I know all the dust in my house ends up down there. No windows, well I have a glass tile window that is too small to exit or enter from and you can't open it anyways, so no breeze. I also sweat and breathe heavy down there while I exercise, so there is that crap.

If I had windows in my basement I might try it. But I'm not trying to introduce more bugs into my almost 100 year old wood, mixed with paint, probably lead, and who knows what else? But there are the occasional spider web I see that reminds me of Cantillon, so there's also that battle in my head to fight.
 
For the record, it never dropped below 1.000, so last weekend I racked it to a growler and I've started drinking it. It tastes OK -- like a thinnish hard cider -- decent and drinkable, but not great. Probably that's the best you can expect from a $1.98 jug of store-brand apple juice, wild yeast, and only six days of aging.
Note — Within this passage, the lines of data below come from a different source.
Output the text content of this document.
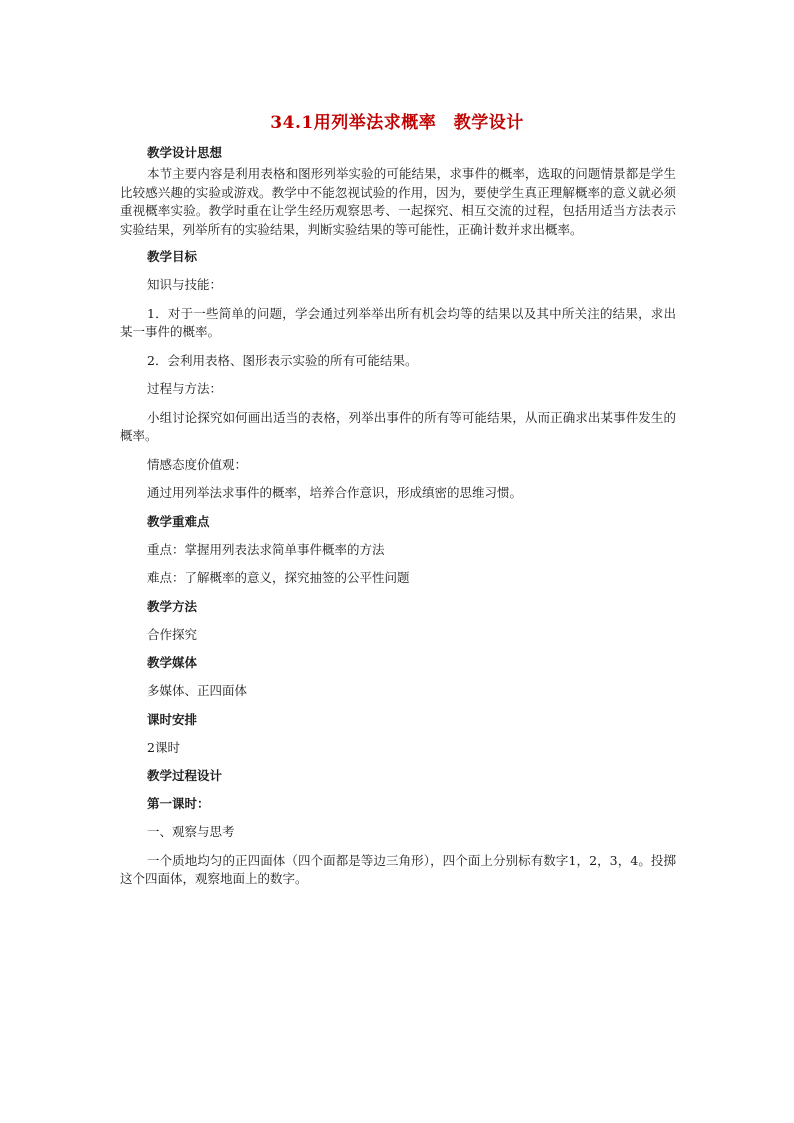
34.1用列举法求概率　教学设计
教学设计思想

本节主要内容是利用表格和图形列举实验的可能结果，求事件的概率，选取的问题情景都是学生比较感兴趣的实验或游戏。教学中不能忽视试验的作用，因为，要使学生真正理解概率的意义就必须重视概率实验。教学时重在让学生经历观察思考、一起探究、相互交流的过程，包括用适当方法表示实验结果，列举所有的实验结果，判断实验结果的等可能性，正确计数并求出概率。

教学目标

知识与技能：

1．对于一些简单的问题，学会通过列举举出所有机会均等的结果以及其中所关注的结果，求出某一事件的概率。

2．会利用表格、图形表示实验的所有可能结果。

过程与方法：

小组讨论探究如何画出适当的表格，列举出事件的所有等可能结果，从而正确求出某事件发生的概率。

情感态度价值观：

通过用列举法求事件的概率，培养合作意识，形成缜密的思维习惯。

教学重难点

重点：掌握用列表法求简单事件概率的方法

难点：了解概率的意义，探究抽签的公平性问题

教学方法

合作探究

教学媒体

多媒体、正四面体

课时安排

2课时

教学过程设计
第一课时：

一、观察与思考

一个质地均匀的正四面体（四个面都是等边三角形），四个面上分别标有数字1，2，3，4。投掷这个四面体，观察地面上的数字。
I poured a fresh half-gallon of juice into the fermenting jar after racking the first batch into the growler. Since then it's gone from S.G. 1.046 down to 1.010. So whatever yeast fell into the jar, it seems like good stuff. I do brew beer and mead in that area of the basement, so maybe my airborne yeast population includes some escapee commercial yeast? Not sure exactly how that could happen (any ideas?) but this apple juice is fermenting very quickly for something that was inoculated with random feral yeast.

I'd love to see what the yeast could do with good apple cider rather than plain apple juice. When the current batch is done, I plan to wash the yeast and refrigerate it. Then next fall, when I can get cider again, I'll try to re-constitute it and feed it some fresh local apple cider.
 
You'll get critters that enjoy that specific type of sugar if you keep at it. I start with the sugars for the type of critters I want to catch. Granted sucrose is in beer, but I'm after bugs that are known to eat more complex sugars, like maltose and maltotriose, as well as glucose and dextrose.
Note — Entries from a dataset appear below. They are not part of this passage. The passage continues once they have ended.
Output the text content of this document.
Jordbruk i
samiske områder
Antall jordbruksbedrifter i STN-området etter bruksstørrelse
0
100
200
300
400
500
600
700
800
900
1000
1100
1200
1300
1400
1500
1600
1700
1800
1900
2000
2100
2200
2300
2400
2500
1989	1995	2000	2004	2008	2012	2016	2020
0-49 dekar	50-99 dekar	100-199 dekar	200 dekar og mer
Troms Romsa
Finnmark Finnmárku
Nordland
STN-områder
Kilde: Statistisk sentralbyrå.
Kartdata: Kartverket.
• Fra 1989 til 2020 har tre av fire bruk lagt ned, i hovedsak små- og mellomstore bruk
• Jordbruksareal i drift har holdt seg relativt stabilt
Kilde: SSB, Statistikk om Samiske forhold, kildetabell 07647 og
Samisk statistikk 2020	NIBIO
If you want a bug that enjoys simple sugars, put out simple sugars. If you want a bug that enjoys apple sugar, put out apple sugar. If you want a bug that produces beer, put out the precursor to beer.

Having said that: I have caught bugs on all types of solid fruit and innoculated my wort with them. And they have produced drinkable products, but they were simple and not complex at all. Much like you have seen. Since my earlier experiments with simpler sugars, I've started doing what breweries do (wow! maybe I should have started out that way?) and put out the specific wort I want to change.

Good luck, it is fun to hunt in this fashion and you never seem to get the same thing twice. Have fun!
 
What is your guys' basement like that you can do this? I have zero windows down in mine, with zero sources of food for yeast/beneficial bacteria. I'd be afraid all the crap would produce more crap.

If good bugs cannot get in there, how are you expecting to catch them? I mean all my sewage pipes and HVAC runs in mine, maybe you have an orchard outside a window near your basement? Regardless, all the bad stuff falls down, Cantillon and others have their attics where you would expect them; at the top, with open windows, near the gentle night breeze.

You don't need our approval to try it, but there is a reason there aren't a lot of basement beers being sold.

Yeast and bacteria are everywhere.
 
Good luck, it is fun to hunt in this fashion and you never seem to get the same thing twice. Have fun!
Yeah, I agree. I wouldn't brew 5 gallons using feral basement yeast, but as you say, you never know what you'll get when you put half a gallon of juice or cider out and just wait for something to fall into it. It's kind of dorky, but it makes me feel connected to our distant ancestors who invented the art of brewing by doing nothing more than this.

And it serves as a reminder that any complexity involved in more modern methods is something that we bring in by choice, not something that's absolutely necessary for the process to work.